La cucina del dottor Freud di James Hillman e
Charles Boer
Ogni giorno, all’ora del pranzo, siamo costretti a subire
vere e proprie nevrosi traumatiche. Panini, Coca-Cola, tramezzini e hamburger:
è questa la vera psicopatologia della vita quotidiana, il vero disagio della
civiltà. Quale miglior terapia di un libro di cucina freudiana, di questa lista
di piaceri orali soddisfatti à la carte? Le ricette mescolano le
migliori intuizioni della cucina viennese ai ricordi e alle riflessioni del
padre della psicoanalisi. E, naturalmente, il gusto è dato da una straordinaria
ironia. La cucina del dottor Freud è destinato ai golosi di aneddoti sui
grandi della psicoanalisi, ma anche a quanti vorranno divertirsi a trasformare
in piatti fumanti le proposte di questo singolare ricettario in salsa viennese.

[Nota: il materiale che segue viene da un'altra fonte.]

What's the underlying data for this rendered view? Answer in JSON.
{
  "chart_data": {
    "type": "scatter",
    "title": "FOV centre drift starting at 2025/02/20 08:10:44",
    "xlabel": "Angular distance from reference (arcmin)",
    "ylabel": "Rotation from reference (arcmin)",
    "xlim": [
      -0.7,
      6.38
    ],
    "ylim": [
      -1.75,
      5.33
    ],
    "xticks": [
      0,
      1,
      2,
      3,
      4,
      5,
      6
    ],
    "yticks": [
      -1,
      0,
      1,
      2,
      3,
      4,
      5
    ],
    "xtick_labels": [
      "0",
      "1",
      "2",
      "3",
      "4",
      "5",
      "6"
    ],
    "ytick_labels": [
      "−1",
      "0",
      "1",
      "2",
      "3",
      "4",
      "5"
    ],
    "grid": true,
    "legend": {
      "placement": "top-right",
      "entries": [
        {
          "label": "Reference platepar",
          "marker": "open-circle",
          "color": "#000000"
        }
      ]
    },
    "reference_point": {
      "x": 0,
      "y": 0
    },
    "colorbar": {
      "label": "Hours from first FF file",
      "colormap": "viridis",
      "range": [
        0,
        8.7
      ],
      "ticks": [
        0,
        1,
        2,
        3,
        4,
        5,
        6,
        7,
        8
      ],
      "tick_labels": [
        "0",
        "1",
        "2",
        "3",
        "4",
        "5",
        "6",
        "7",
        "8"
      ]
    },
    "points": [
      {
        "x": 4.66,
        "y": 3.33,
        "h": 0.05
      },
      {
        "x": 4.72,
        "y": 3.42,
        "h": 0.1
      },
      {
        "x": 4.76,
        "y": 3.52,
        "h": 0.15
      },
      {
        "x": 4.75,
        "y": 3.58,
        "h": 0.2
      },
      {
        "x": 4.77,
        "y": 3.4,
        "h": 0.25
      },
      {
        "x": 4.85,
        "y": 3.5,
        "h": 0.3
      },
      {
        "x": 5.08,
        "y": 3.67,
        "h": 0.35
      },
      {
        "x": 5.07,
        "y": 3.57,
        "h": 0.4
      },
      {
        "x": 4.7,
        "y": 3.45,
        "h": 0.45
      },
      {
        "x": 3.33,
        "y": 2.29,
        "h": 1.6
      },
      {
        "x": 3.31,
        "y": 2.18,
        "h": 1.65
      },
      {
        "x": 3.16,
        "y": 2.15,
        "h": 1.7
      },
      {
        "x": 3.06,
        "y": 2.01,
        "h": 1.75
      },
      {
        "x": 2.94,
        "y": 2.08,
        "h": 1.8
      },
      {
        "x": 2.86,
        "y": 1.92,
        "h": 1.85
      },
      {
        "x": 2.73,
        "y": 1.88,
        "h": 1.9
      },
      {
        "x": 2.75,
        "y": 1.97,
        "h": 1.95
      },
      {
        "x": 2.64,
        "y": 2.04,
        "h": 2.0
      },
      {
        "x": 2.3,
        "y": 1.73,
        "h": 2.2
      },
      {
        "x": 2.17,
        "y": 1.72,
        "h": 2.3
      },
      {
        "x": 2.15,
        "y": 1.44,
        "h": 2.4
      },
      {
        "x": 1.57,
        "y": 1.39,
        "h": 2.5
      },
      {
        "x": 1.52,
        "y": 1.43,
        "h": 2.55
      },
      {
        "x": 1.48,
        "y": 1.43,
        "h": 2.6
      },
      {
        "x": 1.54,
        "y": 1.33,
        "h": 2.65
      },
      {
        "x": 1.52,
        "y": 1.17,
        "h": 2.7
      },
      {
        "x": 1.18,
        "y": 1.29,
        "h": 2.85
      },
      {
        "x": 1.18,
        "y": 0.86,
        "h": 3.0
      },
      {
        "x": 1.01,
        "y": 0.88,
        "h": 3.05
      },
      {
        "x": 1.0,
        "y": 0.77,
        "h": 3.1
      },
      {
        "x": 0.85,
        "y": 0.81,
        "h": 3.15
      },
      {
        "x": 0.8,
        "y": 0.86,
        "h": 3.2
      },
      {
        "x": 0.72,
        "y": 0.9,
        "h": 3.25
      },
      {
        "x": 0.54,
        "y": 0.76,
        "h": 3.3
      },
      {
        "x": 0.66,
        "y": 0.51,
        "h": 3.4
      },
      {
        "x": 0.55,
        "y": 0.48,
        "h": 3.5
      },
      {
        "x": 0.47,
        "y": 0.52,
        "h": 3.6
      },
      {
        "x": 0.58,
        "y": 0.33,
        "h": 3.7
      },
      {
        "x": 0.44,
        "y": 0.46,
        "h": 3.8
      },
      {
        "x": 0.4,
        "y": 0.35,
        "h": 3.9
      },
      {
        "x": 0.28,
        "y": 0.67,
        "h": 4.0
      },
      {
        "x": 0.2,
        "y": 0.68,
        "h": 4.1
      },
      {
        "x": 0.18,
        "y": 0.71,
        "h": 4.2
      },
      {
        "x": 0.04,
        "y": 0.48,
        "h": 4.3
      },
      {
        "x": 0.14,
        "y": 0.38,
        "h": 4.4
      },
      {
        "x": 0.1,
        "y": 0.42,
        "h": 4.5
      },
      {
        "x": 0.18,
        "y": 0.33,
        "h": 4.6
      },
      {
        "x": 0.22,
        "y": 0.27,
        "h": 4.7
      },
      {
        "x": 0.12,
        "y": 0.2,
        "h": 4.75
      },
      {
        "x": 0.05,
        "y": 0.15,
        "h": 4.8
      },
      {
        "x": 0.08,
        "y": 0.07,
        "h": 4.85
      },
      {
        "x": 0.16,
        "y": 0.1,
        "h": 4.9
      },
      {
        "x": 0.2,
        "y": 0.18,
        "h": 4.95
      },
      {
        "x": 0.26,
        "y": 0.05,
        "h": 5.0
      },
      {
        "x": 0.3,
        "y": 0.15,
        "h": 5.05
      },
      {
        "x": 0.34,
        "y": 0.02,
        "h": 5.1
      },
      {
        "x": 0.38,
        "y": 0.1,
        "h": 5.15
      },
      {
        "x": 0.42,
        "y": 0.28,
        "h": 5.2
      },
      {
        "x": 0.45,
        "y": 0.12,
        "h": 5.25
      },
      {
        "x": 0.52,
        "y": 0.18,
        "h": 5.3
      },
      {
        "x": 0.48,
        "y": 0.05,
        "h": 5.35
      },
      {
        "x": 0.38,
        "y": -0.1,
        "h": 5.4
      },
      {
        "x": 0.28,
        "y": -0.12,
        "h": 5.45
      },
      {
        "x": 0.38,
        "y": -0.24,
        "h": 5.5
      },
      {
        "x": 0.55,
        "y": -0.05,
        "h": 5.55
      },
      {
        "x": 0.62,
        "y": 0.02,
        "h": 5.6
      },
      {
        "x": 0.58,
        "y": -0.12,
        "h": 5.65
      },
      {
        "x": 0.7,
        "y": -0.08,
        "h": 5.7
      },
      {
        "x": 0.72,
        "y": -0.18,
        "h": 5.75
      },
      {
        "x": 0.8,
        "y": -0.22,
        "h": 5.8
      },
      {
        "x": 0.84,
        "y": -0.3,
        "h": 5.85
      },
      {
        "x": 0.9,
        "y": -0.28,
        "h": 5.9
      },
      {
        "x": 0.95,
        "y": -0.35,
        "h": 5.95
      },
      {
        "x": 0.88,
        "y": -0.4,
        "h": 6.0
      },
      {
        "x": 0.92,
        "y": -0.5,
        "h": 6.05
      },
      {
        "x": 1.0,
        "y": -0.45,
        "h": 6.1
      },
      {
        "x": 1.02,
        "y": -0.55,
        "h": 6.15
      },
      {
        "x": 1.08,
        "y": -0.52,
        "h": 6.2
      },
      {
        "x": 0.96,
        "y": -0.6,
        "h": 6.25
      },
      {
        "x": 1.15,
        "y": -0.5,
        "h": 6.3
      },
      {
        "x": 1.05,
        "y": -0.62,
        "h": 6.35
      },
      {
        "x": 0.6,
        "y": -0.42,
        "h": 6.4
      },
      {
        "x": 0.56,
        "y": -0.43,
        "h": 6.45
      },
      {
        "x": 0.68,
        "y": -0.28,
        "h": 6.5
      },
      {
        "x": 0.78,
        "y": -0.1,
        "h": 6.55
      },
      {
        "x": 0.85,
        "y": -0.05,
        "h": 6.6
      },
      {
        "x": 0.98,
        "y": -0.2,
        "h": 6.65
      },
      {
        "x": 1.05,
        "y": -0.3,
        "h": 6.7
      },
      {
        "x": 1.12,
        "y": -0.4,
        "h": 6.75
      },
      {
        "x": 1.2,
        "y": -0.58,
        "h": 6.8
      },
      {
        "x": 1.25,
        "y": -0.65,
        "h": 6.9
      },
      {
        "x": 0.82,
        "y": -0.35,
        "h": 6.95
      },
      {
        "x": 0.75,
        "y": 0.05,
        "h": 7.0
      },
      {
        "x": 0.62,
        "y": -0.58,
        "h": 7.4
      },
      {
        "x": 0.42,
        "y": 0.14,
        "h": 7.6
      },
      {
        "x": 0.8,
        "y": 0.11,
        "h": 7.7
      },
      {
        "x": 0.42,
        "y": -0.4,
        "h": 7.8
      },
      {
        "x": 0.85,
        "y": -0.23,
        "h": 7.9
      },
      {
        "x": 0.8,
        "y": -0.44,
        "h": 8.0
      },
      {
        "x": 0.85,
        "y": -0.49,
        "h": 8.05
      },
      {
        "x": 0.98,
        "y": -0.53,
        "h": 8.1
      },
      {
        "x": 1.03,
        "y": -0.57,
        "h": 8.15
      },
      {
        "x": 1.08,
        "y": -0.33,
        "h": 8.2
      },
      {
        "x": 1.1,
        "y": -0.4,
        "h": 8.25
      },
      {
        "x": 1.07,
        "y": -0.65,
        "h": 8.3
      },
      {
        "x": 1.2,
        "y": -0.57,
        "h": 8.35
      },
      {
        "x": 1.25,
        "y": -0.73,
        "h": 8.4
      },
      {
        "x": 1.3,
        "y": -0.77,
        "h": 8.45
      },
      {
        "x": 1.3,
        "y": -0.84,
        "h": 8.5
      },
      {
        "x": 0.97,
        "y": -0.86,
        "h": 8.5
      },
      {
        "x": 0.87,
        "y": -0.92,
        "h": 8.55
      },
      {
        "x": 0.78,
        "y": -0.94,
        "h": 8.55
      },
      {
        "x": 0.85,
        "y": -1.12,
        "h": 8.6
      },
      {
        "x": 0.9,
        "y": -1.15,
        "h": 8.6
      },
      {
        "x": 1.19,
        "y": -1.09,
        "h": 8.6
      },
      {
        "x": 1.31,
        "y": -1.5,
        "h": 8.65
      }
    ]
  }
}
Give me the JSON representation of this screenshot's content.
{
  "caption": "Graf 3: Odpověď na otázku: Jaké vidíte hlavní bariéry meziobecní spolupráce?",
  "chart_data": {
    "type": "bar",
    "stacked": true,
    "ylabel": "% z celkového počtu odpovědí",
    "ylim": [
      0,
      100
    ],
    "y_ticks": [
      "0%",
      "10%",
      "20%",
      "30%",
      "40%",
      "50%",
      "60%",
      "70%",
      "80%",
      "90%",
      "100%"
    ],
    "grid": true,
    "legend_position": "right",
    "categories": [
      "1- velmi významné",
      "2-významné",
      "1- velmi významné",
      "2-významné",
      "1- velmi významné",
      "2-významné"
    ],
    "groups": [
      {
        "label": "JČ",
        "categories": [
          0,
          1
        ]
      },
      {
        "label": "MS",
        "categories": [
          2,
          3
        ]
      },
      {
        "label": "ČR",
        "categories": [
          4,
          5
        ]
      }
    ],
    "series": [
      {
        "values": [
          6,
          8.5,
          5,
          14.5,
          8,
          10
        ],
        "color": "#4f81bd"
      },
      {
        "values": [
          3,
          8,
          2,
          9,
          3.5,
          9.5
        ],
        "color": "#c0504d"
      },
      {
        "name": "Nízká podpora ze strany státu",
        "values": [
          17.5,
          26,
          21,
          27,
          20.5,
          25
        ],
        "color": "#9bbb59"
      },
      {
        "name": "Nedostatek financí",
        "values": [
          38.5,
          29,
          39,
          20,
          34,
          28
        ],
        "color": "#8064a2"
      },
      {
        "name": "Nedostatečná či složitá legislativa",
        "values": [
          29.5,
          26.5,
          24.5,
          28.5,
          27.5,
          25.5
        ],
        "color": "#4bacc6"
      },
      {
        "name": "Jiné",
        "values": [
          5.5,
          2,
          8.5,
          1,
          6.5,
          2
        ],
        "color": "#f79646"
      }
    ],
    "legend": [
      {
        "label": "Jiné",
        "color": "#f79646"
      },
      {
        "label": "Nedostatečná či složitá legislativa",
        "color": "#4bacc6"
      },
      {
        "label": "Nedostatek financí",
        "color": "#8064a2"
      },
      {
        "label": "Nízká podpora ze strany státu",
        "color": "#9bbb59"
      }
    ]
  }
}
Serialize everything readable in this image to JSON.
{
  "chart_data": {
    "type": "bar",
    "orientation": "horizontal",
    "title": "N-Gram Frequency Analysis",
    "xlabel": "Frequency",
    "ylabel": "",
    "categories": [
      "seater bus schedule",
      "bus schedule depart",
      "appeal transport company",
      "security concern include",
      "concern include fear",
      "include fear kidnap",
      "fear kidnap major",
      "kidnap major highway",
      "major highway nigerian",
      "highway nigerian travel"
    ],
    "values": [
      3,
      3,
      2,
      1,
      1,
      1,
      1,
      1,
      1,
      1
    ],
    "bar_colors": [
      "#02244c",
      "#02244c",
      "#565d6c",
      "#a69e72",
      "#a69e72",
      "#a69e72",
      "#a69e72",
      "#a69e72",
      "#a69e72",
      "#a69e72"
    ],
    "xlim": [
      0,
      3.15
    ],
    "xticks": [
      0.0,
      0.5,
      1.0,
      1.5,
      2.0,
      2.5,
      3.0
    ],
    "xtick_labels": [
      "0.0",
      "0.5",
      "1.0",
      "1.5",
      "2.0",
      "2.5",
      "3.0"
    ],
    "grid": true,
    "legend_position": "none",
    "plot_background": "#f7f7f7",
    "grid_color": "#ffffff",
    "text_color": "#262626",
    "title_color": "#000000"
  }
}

Apparso negli USA nel 1985, questo spaesante cookbook
freudiano, che sembrava solo un divertissement da psicanalisti consumati, alla
luce della cibomania dilagante di oggi, si rivela in tutta la sua profetica
attualità. E diventa una sorta di analisi dei lapsus, delle fissazioni, delle
rimozioni, delle ossessioni, delle fobie di homo dieteticus. Cioè il cittadino
globale che ha fatto del cibo il vero luogo della libido. Nel libro, attraverso
i frammenti di lettere, appunti biografici, testi della figlia Anna messi
insieme da Hillman e Boer, emerge un Freud severo verso se stesso e feroce
verso i suoi seguaci, colpevoli di aver ridotto la pratica analitica a un
formulario di ricette precotte, a «cucina psicologica freudiana ». E il padre
della psicanalisi se la prende anche con i medici che, in generale, non sanno
mangiare e hanno sublimato le loro frustrazioni orali con tetre ammonizioni.
Per cui, conclude, «noi dovremmo mangiare come le mucche e i cavalli, vale a
dire verdure crude, cereali integrali, pasti misurati, equilibrati. Quelle
famose diete equilibrate, che generano menti squilibrate». E aggiunge che in
fondo tutti i protagonisti dei suoi casi clinici più celebri avevano
trasformato i totem alimentari in tabù. Anna O. si nutriva unicamente di
arance. Dora era una «mediocre mangiatrice e rivendicava il suo disinteresse
per qualsiasi cibo». Mentre Miss Lucy R. era afflitta da strane dis-percezioni
olfattive. In questo senso la ricetta del fegato d'anitra isterica che si trova
nel libro è idealmente dedicata a loro. … Il libro propone un menu ricchissimo
fatto di transfert, nonsense, giochi linguistici davvero gustosi. Dalle
fettuccine libido, al barattolo di déjà-vu, dalla crostata edipica alla torta
paranoica. Sono a tutti gli effetti ricette vere, che mescolano tradizione viennese,
gastronomia ungherese, umori yiddish.